Skeet Club Savage said:

Allen, any comment on the ambivalence that seems to derail any talk about race mentioned above?

Race still does matter. Racism still exists. So we have to talk about it. Or at least we should.
That aside, an affirmation of my blackness, as in my affiliation with BSM in college, needn't be a putdown of anyone's whiteness, or of other races.
I have not seen A&T in any way market itself as separatist.
People know it's historically black. If anything, it probably spends more resources making sure other races and ethnic groups know they're welcome.

Skeet Club Savage said:

Agreed racism still does exist and does matter. Agreed we need to talk about it, and we are trying to do that right here.

Again, any comment on the ambivalence of wanting to be treated different and equal at the same time. What do you as a individual think about it and how do you navigate as a result of it?

jaycee said:

Allen wrote:
"...my affiliation with BSM in college, needn't be a putdown of anyone's whiteness, or of other races."

Allen, would you consider a "White Student's Movement" a putdown of non-white races? Would it be socially acceptable on today's college campus?
How about if the KKK "gladly welcomed" non-whites?
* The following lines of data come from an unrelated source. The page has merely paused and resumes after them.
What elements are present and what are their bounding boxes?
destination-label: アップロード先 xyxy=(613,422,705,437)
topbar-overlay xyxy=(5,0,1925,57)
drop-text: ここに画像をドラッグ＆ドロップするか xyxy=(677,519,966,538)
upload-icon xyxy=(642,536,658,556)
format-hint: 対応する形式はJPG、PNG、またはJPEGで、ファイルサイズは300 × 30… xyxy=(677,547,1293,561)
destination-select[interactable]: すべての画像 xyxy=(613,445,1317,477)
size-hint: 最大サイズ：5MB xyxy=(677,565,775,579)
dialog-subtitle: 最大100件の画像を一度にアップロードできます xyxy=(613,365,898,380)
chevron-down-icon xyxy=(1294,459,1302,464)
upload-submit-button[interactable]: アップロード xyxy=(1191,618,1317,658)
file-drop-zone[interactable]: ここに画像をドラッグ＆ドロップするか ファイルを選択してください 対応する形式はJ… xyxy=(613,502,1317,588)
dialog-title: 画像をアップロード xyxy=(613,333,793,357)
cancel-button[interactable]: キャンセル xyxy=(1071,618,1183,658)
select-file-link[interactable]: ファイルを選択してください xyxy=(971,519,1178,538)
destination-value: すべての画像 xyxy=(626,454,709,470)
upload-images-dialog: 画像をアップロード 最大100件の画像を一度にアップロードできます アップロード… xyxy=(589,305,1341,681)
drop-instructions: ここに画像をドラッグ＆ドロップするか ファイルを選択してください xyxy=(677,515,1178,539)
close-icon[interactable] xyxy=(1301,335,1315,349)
Would you then remove it from a list of racist organizations?
Please explain your thoughts on the social ramifications of a "black" organization versus a "white" organization.

Anonymous said:

Like Allen says, I guess we need to talk about it, but I guess just not that bad.
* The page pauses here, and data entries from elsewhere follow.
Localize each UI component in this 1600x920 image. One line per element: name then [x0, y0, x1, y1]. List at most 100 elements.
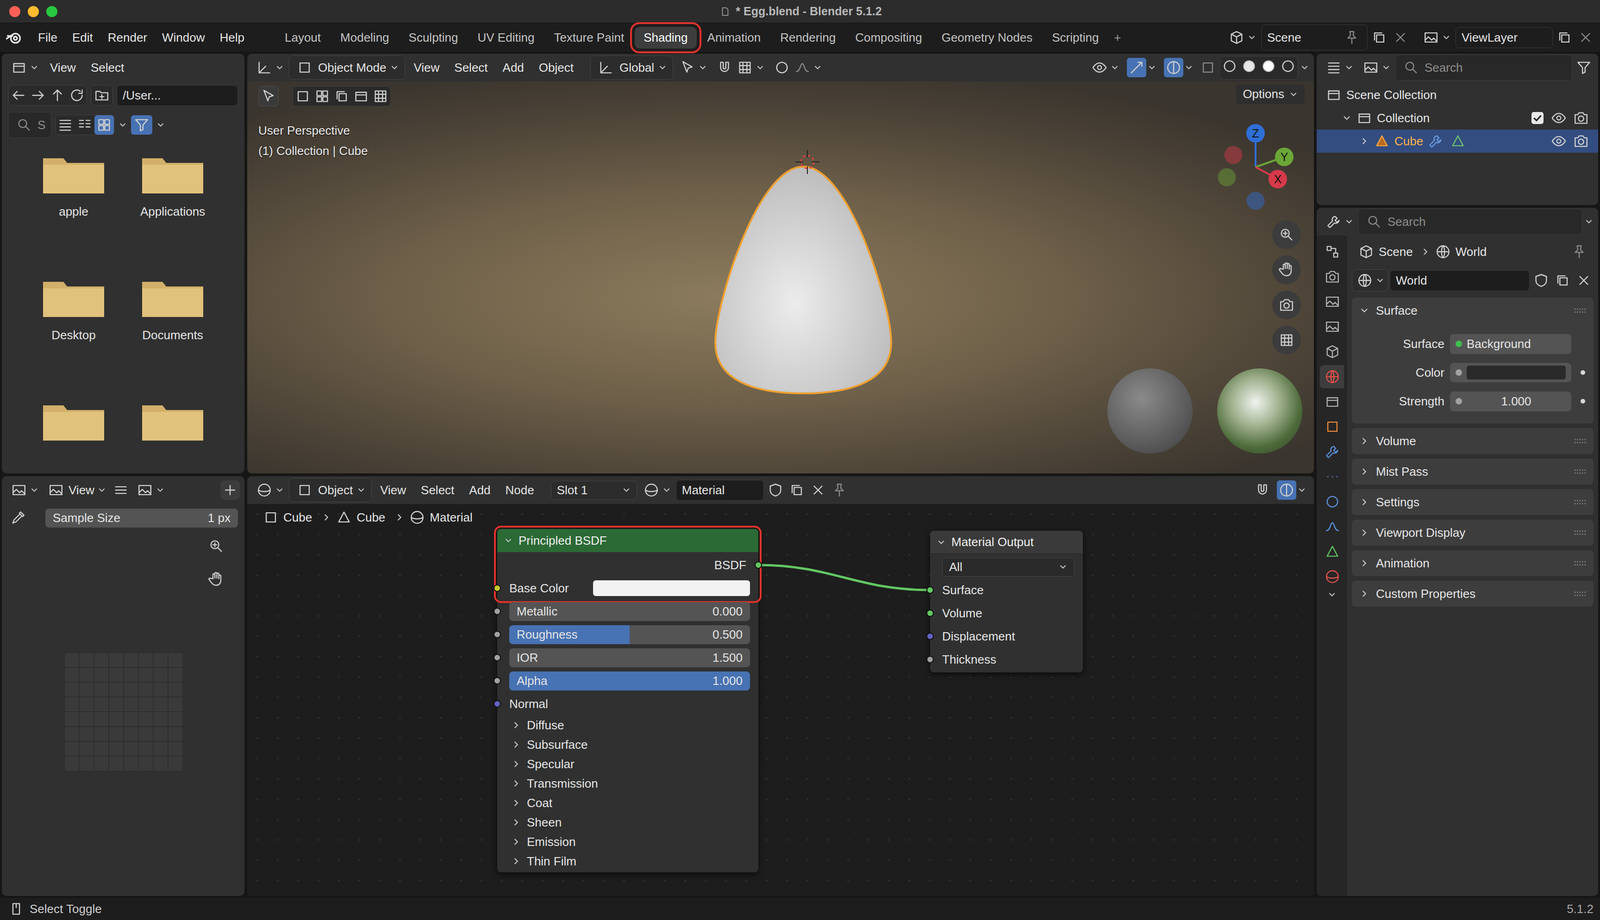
collapsed-chevron-icon[interactable]: [511, 759, 522, 770]
node-header[interactable]: Material Output: [930, 531, 1083, 555]
socket-dot[interactable]: [493, 607, 501, 616]
xray-icon[interactable]: [1198, 57, 1218, 78]
properties-tab[interactable]: [1319, 415, 1344, 439]
workspace-tab[interactable]: Modeling: [331, 26, 399, 49]
shader-editor-icon[interactable]: [254, 480, 275, 500]
editor-type-chevron-icon[interactable]: [1344, 62, 1354, 73]
editor-type-button[interactable]: [6, 56, 42, 79]
slot-dropdown[interactable]: Slot 1: [550, 481, 638, 500]
view-layer-icon[interactable]: [1421, 27, 1441, 48]
color-swatch[interactable]: [593, 580, 750, 597]
node-link[interactable]: [758, 565, 931, 591]
workspace-tab[interactable]: UV Editing: [468, 26, 544, 49]
filter-icon[interactable]: [1574, 57, 1594, 78]
editor-type-chevron-icon[interactable]: [29, 485, 39, 495]
orientation-chevron-icon[interactable]: [657, 62, 668, 73]
menu-item[interactable]: View: [406, 57, 446, 78]
editor-type-chevron-icon[interactable]: [1344, 217, 1354, 227]
collapsed-chevron-icon[interactable]: [511, 739, 522, 750]
drag-handle-icon[interactable]: [1574, 437, 1587, 445]
select-intersect-icon[interactable]: [370, 86, 391, 107]
grid-icon[interactable]: [1276, 330, 1297, 350]
properties-tab[interactable]: [1319, 390, 1344, 414]
node-header[interactable]: Principled BSDF: [497, 529, 759, 553]
forward-icon[interactable]: [28, 85, 48, 106]
properties-tab[interactable]: [1319, 540, 1344, 564]
workspace-tab[interactable]: Scripting: [1043, 26, 1108, 49]
property-value-field[interactable]: 1.000: [1450, 391, 1572, 412]
panel-header[interactable]: Viewport Display: [1351, 519, 1594, 546]
panel-header[interactable]: Surface: [1351, 297, 1594, 324]
hand-icon[interactable]: [1276, 260, 1297, 280]
view-chevron-icon[interactable]: [97, 485, 107, 495]
visibility-chevron-icon[interactable]: [1110, 62, 1120, 73]
thumbnail-view-icon[interactable]: [94, 115, 114, 135]
new-folder-icon[interactable]: [92, 85, 112, 106]
drag-handle-icon[interactable]: [1574, 307, 1587, 314]
socket-dot[interactable]: [926, 656, 934, 664]
collapsed-chevron-icon[interactable]: [511, 720, 522, 731]
snap-icon[interactable]: [714, 57, 735, 78]
outliner-search[interactable]: Search: [1395, 54, 1573, 81]
minimize-button[interactable]: [27, 6, 39, 18]
menu-item[interactable]: Edit: [65, 27, 100, 48]
display-mode-chevron-icon[interactable]: [1381, 62, 1391, 73]
collapsed-chevron-icon[interactable]: [511, 778, 522, 789]
menu-item[interactable]: View: [66, 483, 97, 498]
hand-icon[interactable]: [206, 569, 226, 590]
shader-type-dropdown[interactable]: Object: [288, 478, 372, 503]
filter-icon[interactable]: [131, 115, 152, 135]
select-invert-icon[interactable]: [351, 86, 371, 107]
panel-header[interactable]: Custom Properties: [1351, 581, 1594, 607]
menu-item[interactable]: View: [43, 57, 83, 78]
value-slider[interactable]: Alpha 1.000: [509, 671, 750, 691]
more-tabs-chevron-icon[interactable]: [1327, 590, 1337, 600]
material-chevron-icon[interactable]: [662, 485, 672, 495]
view-layer-field[interactable]: ViewLayer: [1455, 27, 1553, 49]
falloff-icon[interactable]: [792, 57, 813, 78]
options-chevron-icon[interactable]: [1288, 89, 1299, 100]
display-mode-button[interactable]: [1358, 56, 1394, 79]
world-icon[interactable]: [1355, 270, 1375, 291]
ortho-button[interactable]: [1272, 325, 1301, 355]
zoom-button[interactable]: [201, 531, 231, 561]
parent-icon[interactable]: [47, 85, 68, 106]
socket-dot[interactable]: [493, 584, 501, 593]
overlay-button[interactable]: [1161, 56, 1197, 79]
socket-dot[interactable]: [754, 561, 763, 569]
snap-target-icon[interactable]: [735, 57, 755, 78]
visibility-icon[interactable]: [1549, 108, 1569, 128]
list-view-icon[interactable]: [55, 115, 75, 135]
orientation-dropdown[interactable]: Global: [590, 55, 674, 80]
visibility-button[interactable]: [1087, 56, 1123, 79]
pin-icon[interactable]: [1569, 242, 1589, 262]
collapsed-chevron-icon[interactable]: [511, 856, 522, 867]
drag-handle-icon[interactable]: [1574, 468, 1587, 475]
overlay-button[interactable]: [1274, 479, 1310, 501]
exclude-checkbox[interactable]: [1531, 112, 1544, 125]
select-new-icon[interactable]: [293, 86, 313, 107]
menu-icon[interactable]: [111, 480, 131, 500]
properties-tab[interactable]: [1319, 315, 1344, 339]
new-image-button[interactable]: [220, 480, 240, 500]
properties-editor-icon[interactable]: [1324, 212, 1344, 232]
pivot-button[interactable]: [675, 56, 711, 79]
keyframe-dot[interactable]: [1580, 370, 1586, 375]
folder-item[interactable]: [124, 400, 222, 474]
properties-tab[interactable]: [1319, 565, 1344, 589]
value-slider[interactable]: IOR 1.500: [509, 648, 750, 668]
mode-dropdown[interactable]: Object Mode: [288, 55, 406, 80]
shading-mode-button[interactable]: [1219, 56, 1240, 80]
menu-item[interactable]: Window: [155, 27, 212, 48]
editor-type-button[interactable]: [6, 479, 42, 501]
menu-item[interactable]: Select: [447, 57, 494, 78]
outliner-row[interactable]: Cube: [1316, 129, 1599, 153]
properties-tab[interactable]: [1319, 365, 1344, 389]
file-search-field[interactable]: S: [8, 112, 52, 138]
properties-tab[interactable]: [1319, 265, 1344, 289]
material-icon[interactable]: [641, 480, 662, 500]
menu-item[interactable]: Add: [496, 57, 531, 78]
unlink-icon[interactable]: [808, 480, 828, 500]
mesh-data-icon[interactable]: [1448, 131, 1468, 151]
outliner-row[interactable]: Collection: [1316, 106, 1599, 130]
Actually, from the tone of Allen's last post, it's apparent it was was a summary brush off such as we've always seen when these conversations start to get to the meat of the problem.

So we'll go on. The same people, the same scams, rationalized and seemingly overlooked by the same newspaper. And then tomorrow there will be another thread which will ultimately come back to the same problem like so many others before.
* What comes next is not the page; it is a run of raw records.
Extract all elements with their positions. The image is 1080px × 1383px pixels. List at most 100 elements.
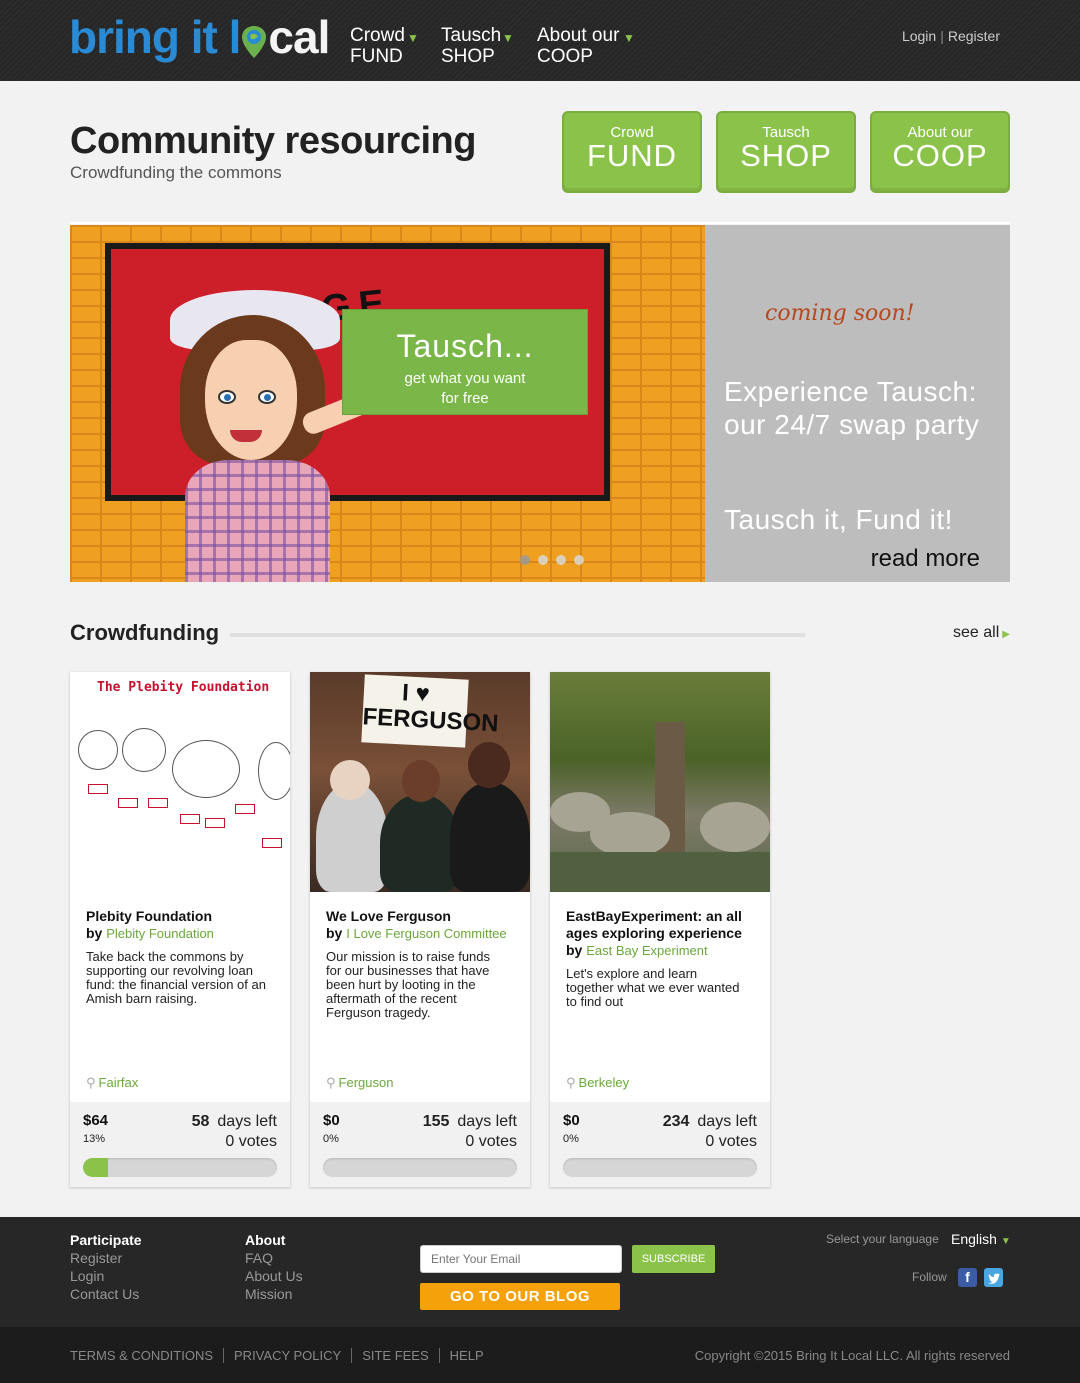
project-card[interactable]: The Plebity Foundation Plebity Foundatio… — [70, 672, 290, 1187]
slider-dot[interactable] — [556, 555, 566, 565]
amount-raised: $0 — [563, 1112, 580, 1129]
register-link[interactable]: Register — [948, 28, 1000, 44]
privacy-link[interactable]: PRIVACY POLICY — [223, 1348, 351, 1363]
location-text[interactable]: Ferguson — [339, 1075, 394, 1090]
language-label: Select your language — [826, 1232, 939, 1246]
diagram-box — [262, 838, 282, 848]
logo-text-white: cal — [268, 11, 330, 63]
project-stats: $64 13% 58 days left 0 votes — [70, 1102, 290, 1187]
project-stats: $0 0% 234 days left 0 votes — [550, 1102, 770, 1187]
project-location: ⚲ Ferguson — [326, 1075, 393, 1091]
project-title-text: We Love Ferguson — [326, 908, 451, 924]
slider-dot[interactable] — [574, 555, 584, 565]
character-eye — [258, 390, 276, 404]
votes-count: 0 votes — [225, 1133, 277, 1150]
hero-slider[interactable]: AGE Tausch... get what you want for free… — [70, 225, 1010, 582]
project-image[interactable]: I ♥ FERGUSON — [310, 672, 530, 892]
about-coop-button[interactable]: About our COOP — [870, 111, 1010, 193]
subscribe-button[interactable]: SUBSCRIBE — [632, 1245, 715, 1273]
location-text[interactable]: Berkeley — [579, 1075, 630, 1090]
character-shirt — [185, 460, 330, 582]
footer-link-register[interactable]: Register — [70, 1249, 142, 1267]
nav-label-bottom: COOP — [537, 46, 593, 67]
language-select[interactable]: English ▼ — [951, 1231, 1011, 1247]
tausch-shop-button[interactable]: Tausch SHOP — [716, 111, 856, 193]
footer-link-contact[interactable]: Contact Us — [70, 1285, 142, 1303]
footer-link-faq[interactable]: FAQ — [245, 1249, 303, 1267]
slider-dot[interactable] — [520, 555, 530, 565]
project-card[interactable]: EastBayExperiment: an all ages exploring… — [550, 672, 770, 1187]
project-owner-link[interactable]: East Bay Experiment — [586, 943, 707, 958]
site-fees-link[interactable]: SITE FEES — [351, 1348, 438, 1363]
project-owner-link[interactable]: Plebity Foundation — [106, 926, 214, 941]
location-text[interactable]: Fairfax — [99, 1075, 139, 1090]
ferguson-sign: I ♥ FERGUSON — [361, 674, 499, 748]
days-left: 58 days left — [192, 1113, 277, 1131]
percent-funded: 13% — [83, 1133, 106, 1145]
button-big-label: SHOP — [740, 138, 832, 173]
project-owner-link[interactable]: I Love Ferguson Committee — [346, 926, 506, 941]
map-pin-icon — [241, 16, 267, 58]
read-more-link[interactable]: read more — [871, 545, 980, 573]
project-title[interactable]: Plebity Foundation by Plebity Foundation — [86, 908, 276, 942]
nav-label-top: Crowd — [350, 25, 405, 46]
project-image[interactable] — [550, 672, 770, 892]
crowd-fund-button[interactable]: Crowd FUND — [562, 111, 702, 193]
project-title[interactable]: We Love Ferguson by I Love Ferguson Comm… — [326, 908, 516, 942]
facebook-icon[interactable]: f — [958, 1268, 977, 1287]
footer-link-login[interactable]: Login — [70, 1267, 142, 1285]
person-figure — [402, 760, 440, 802]
diagram-circle — [172, 740, 240, 798]
twitter-icon[interactable] — [984, 1268, 1003, 1287]
rock — [590, 812, 670, 857]
rock — [700, 802, 770, 852]
project-card[interactable]: I ♥ FERGUSON We Love Ferguson by I Love … — [310, 672, 530, 1187]
footer-link-about-us[interactable]: About Us — [245, 1267, 303, 1285]
see-all-label: see all — [953, 624, 1000, 641]
tausch-callout: Tausch... get what you want for free — [342, 309, 588, 415]
votes-count: 0 votes — [465, 1133, 517, 1150]
days-count: 58 — [191, 1113, 210, 1130]
site-footer: Participate Register Login Contact Us Ab… — [0, 1217, 1080, 1327]
project-title[interactable]: EastBayExperiment: an all ages exploring… — [566, 908, 756, 959]
site-logo[interactable]: bring it l cal — [69, 10, 330, 63]
coming-soon-text: coming soon! — [765, 301, 915, 326]
footer-about: About FAQ About Us Mission — [245, 1231, 303, 1303]
days-label: days left — [217, 1113, 277, 1130]
button-big-label: FUND — [586, 138, 678, 173]
by-label: by — [566, 942, 583, 958]
project-description: Our mission is to raise funds for our bu… — [326, 949, 491, 1020]
nav-about-coop[interactable]: About our COOP ▼ — [537, 25, 635, 67]
footer-heading: Participate — [70, 1232, 142, 1248]
diagram-circle — [78, 730, 118, 770]
diagram-box — [148, 798, 168, 808]
blog-button[interactable]: GO TO OUR BLOG — [420, 1283, 620, 1310]
nav-tausch-shop[interactable]: Tausch SHOP ▼ — [441, 25, 514, 67]
login-link[interactable]: Login — [902, 28, 936, 44]
nav-crowd-fund[interactable]: Crowd FUND ▼ — [350, 25, 419, 67]
terms-link[interactable]: TERMS & CONDITIONS — [70, 1348, 223, 1363]
slider-dot[interactable] — [538, 555, 548, 565]
person-figure — [330, 760, 370, 800]
project-title-text: Plebity Foundation — [86, 908, 212, 924]
slide-headline: Experience Tausch: our 24/7 swap party — [724, 375, 979, 441]
project-description: Take back the commons by supporting our … — [86, 949, 266, 1006]
chevron-down-icon: ▼ — [407, 31, 419, 45]
project-image[interactable]: The Plebity Foundation — [70, 672, 290, 892]
follow-label: Follow — [912, 1270, 947, 1284]
auth-links: Login | Register — [902, 28, 1000, 44]
email-field[interactable] — [420, 1245, 622, 1273]
button-big-label: COOP — [892, 138, 988, 173]
days-label: days left — [457, 1113, 517, 1130]
slide-image[interactable]: AGE Tausch... get what you want for free — [70, 225, 705, 582]
person-figure — [450, 782, 530, 892]
sub-footer: TERMS & CONDITIONS PRIVACY POLICY SITE F… — [0, 1327, 1080, 1383]
diagram-box — [180, 814, 200, 824]
headline-line: Experience Tausch: — [724, 376, 977, 407]
see-all-link[interactable]: see all ▶ — [953, 624, 1010, 642]
help-link[interactable]: HELP — [438, 1348, 494, 1363]
by-label: by — [326, 925, 343, 941]
footer-link-mission[interactable]: Mission — [245, 1285, 303, 1303]
map-pin-icon: ⚲ — [326, 1075, 336, 1090]
chevron-down-icon: ▼ — [502, 31, 514, 45]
A White Student Movement? At A&T, perhaps. I'm not so sure you'd need one at UNC. What would be its purpose?
When I was a student there were 1,200 black students and 20,000 white ones.

Skeet Club Savage said:

The purpose of the white student union would be to safeguard against the administration and the remainder of the student body systematically and secretly plotting to screw them over, of course. What are we, dense here? Similar to what Dr. Malveaux said at One Guilford in reference to prosperity, the leader of the white student organization could confront the A&T admin. with statements like "We're talking education here, but education for who"?

And in light of this inevitable screwing over, perhaps the white students could get together, hold seminars etc. and see if they can find a way make it pay, baby!

jaycee said:

So, Allen, you would see no harm in a "White Student Movement" organization at a college or university? You would not think it racist in nature, and you're sure that other blacks wouldn't, either?